Feast your eyes on this painting...
Still Life with Drinking Horn (c.1653) by Willem Kalf - National Gallery, London
This still-life painting is a visual extravaganza of contrasting textures and surfaces.
Willem Kalf has painted a luxury dish that hints towards an expensive lifestyle of indulgence; what was referred to as a ‘Pronkstilleven’ (an ‘ostentatious life style’) at the time. All the elements of the composition are either luxury food items (a lobster and a lemon) or rare objects (an oriental rug, glass, and silver)
This type of still-life painting was a very popular genre in 17th century Holland.
Kalf’s expert depiction of light bouncing off the surface of the glass chalices and the smooth polished surface of the drinking horn is astonishing.
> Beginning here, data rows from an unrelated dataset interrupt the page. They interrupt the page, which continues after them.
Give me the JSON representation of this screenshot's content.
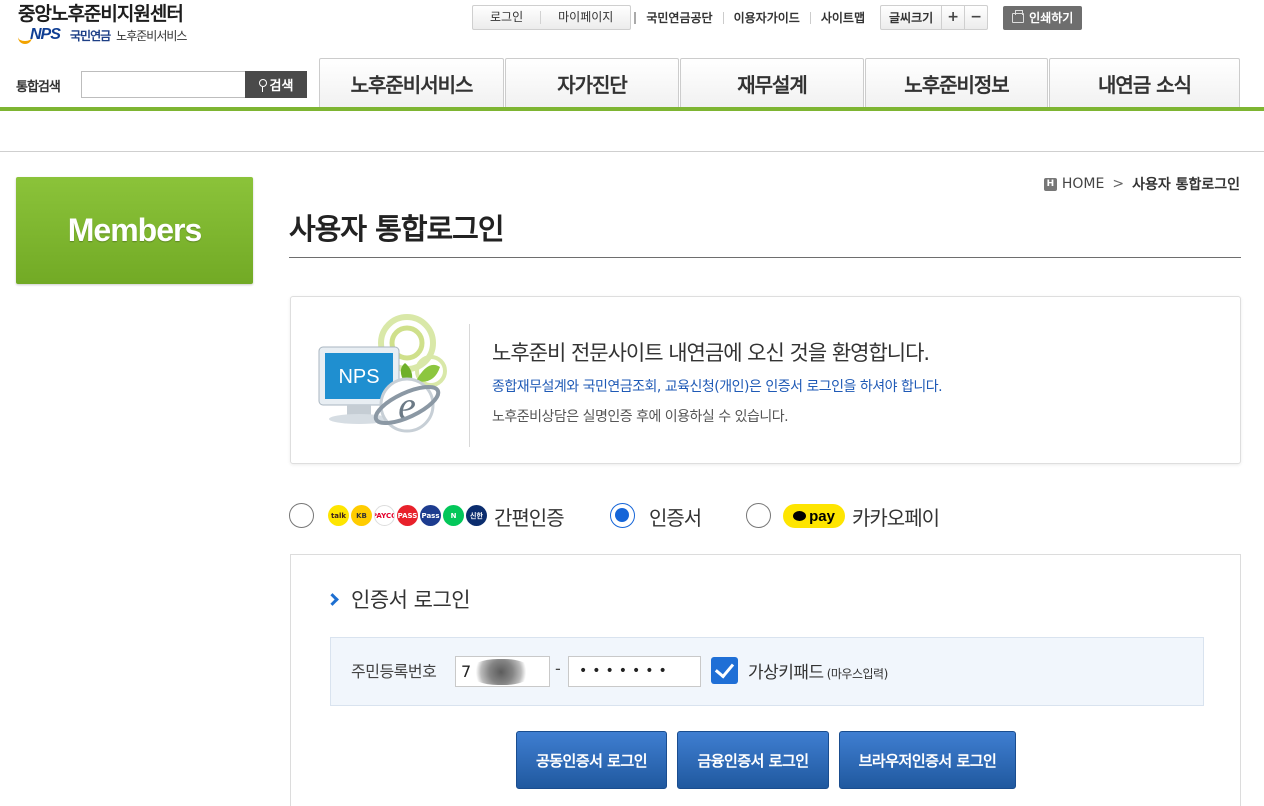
{
  "header": {
    "logo_title": "중앙노후준비지원센터",
    "logo_mark": "NPS",
    "logo_org": "국민연금",
    "logo_service": "노후준비서비스",
    "util_box": [
      "로그인",
      "마이페이지"
    ],
    "util_links": [
      "국민연금공단",
      "이용자가이드",
      "사이트맵"
    ],
    "font_size_label": "글씨크기",
    "font_plus": "+",
    "font_minus": "−",
    "print_label": "인쇄하기",
    "search_label": "통합검색",
    "search_value": "",
    "search_button": "검색"
  },
  "nav": {
    "tabs": [
      "노후준비서비스",
      "자가진단",
      "재무설계",
      "노후준비정보",
      "내연금 소식"
    ]
  },
  "sidebar": {
    "title": "Members"
  },
  "breadcrumb": {
    "home_badge": "H",
    "home": "HOME",
    "separator": ">",
    "current": "사용자 통합로그인"
  },
  "page": {
    "title": "사용자 통합로그인"
  },
  "welcome": {
    "image_text": "NPS",
    "line1": "노후준비 전문사이트 내연금에 오신 것을 환영합니다.",
    "line2": "종합재무설계와 국민연금조회, 교육신청(개인)은 인증서 로그인을 하셔야 합니다.",
    "line3": "노후준비상담은 실명인증 후에 이용하실 수 있습니다."
  },
  "auth_options": {
    "simple_label": "간편인증",
    "cert_label": "인증서",
    "kakaopay_label": "카카오페이",
    "pay_badge": "pay",
    "selected": "인증서",
    "provider_badges": [
      {
        "name": "kakaotalk-icon",
        "text": "talk",
        "bg": "#fee500",
        "fg": "#3a1d1d"
      },
      {
        "name": "kb-icon",
        "text": "KB",
        "bg": "#ffcc00",
        "fg": "#333"
      },
      {
        "name": "payco-icon",
        "text": "PAYCO",
        "bg": "#ffffff",
        "fg": "#e4002b"
      },
      {
        "name": "pass-icon",
        "text": "PASS",
        "bg": "#e8212b",
        "fg": "#ffffff"
      },
      {
        "name": "samsung-pass-icon",
        "text": "Pass",
        "bg": "#1d3c8f",
        "fg": "#ffffff"
      },
      {
        "name": "naver-icon",
        "text": "N",
        "bg": "#03c75a",
        "fg": "#ffffff"
      },
      {
        "name": "bank-icon",
        "text": "신한",
        "bg": "#0b2d6e",
        "fg": "#ffffff"
      }
    ]
  },
  "login": {
    "heading": "인증서 로그인",
    "jumin_label": "주민등록번호",
    "jumin_first": "7",
    "dash": "-",
    "jumin_second_masked": "•••••••",
    "virtual_keypad_checked": true,
    "virtual_keypad_label": "가상키패드",
    "virtual_keypad_note": "(마우스입력)",
    "buttons": [
      "공동인증서 로그인",
      "금융인증서 로그인",
      "브라우저인증서 로그인"
    ]
  },
  "colors": {
    "accent_green": "#7eb532",
    "accent_blue": "#1565d8",
    "button_blue": "#2a64ad"
  }
}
If you look close enough, you can actually see a painted reflection of a window in the top left rim of the glass to the left. The subtle gradations and highlights of the Turkish carpet’s weave portray Kalf’s masterful ability to capture the fall of light on different textured surfaces. This painting really celebrates Kalf’s impressive versatility as an artist.
Furthermore, the downwards slope of the table’s incline, coupled with the opposing upwards curve of the drinking horn, create a wonderful sense of tension and energy in this painting.
This painting was most likely commissioned by a member, or members, of the Saint Sebastian Archers’ Guild in Amsterdam. This would explain the base of the horn’s silver mount which depicts the martyrdom of Saint Sebastian, the patron of Amsterdam, who is being shown shot with numerous arrows while tied to a tree, in accordance with the iconographic tradition. Moreover, at the very top of the mount, there is a lion with a shield featuring the arms of the city of Amsterdam. The theme of archery is once again accentuated in the support of the table which has been carved to depict Cupid, the God of Love, who was notorious for his love arrows.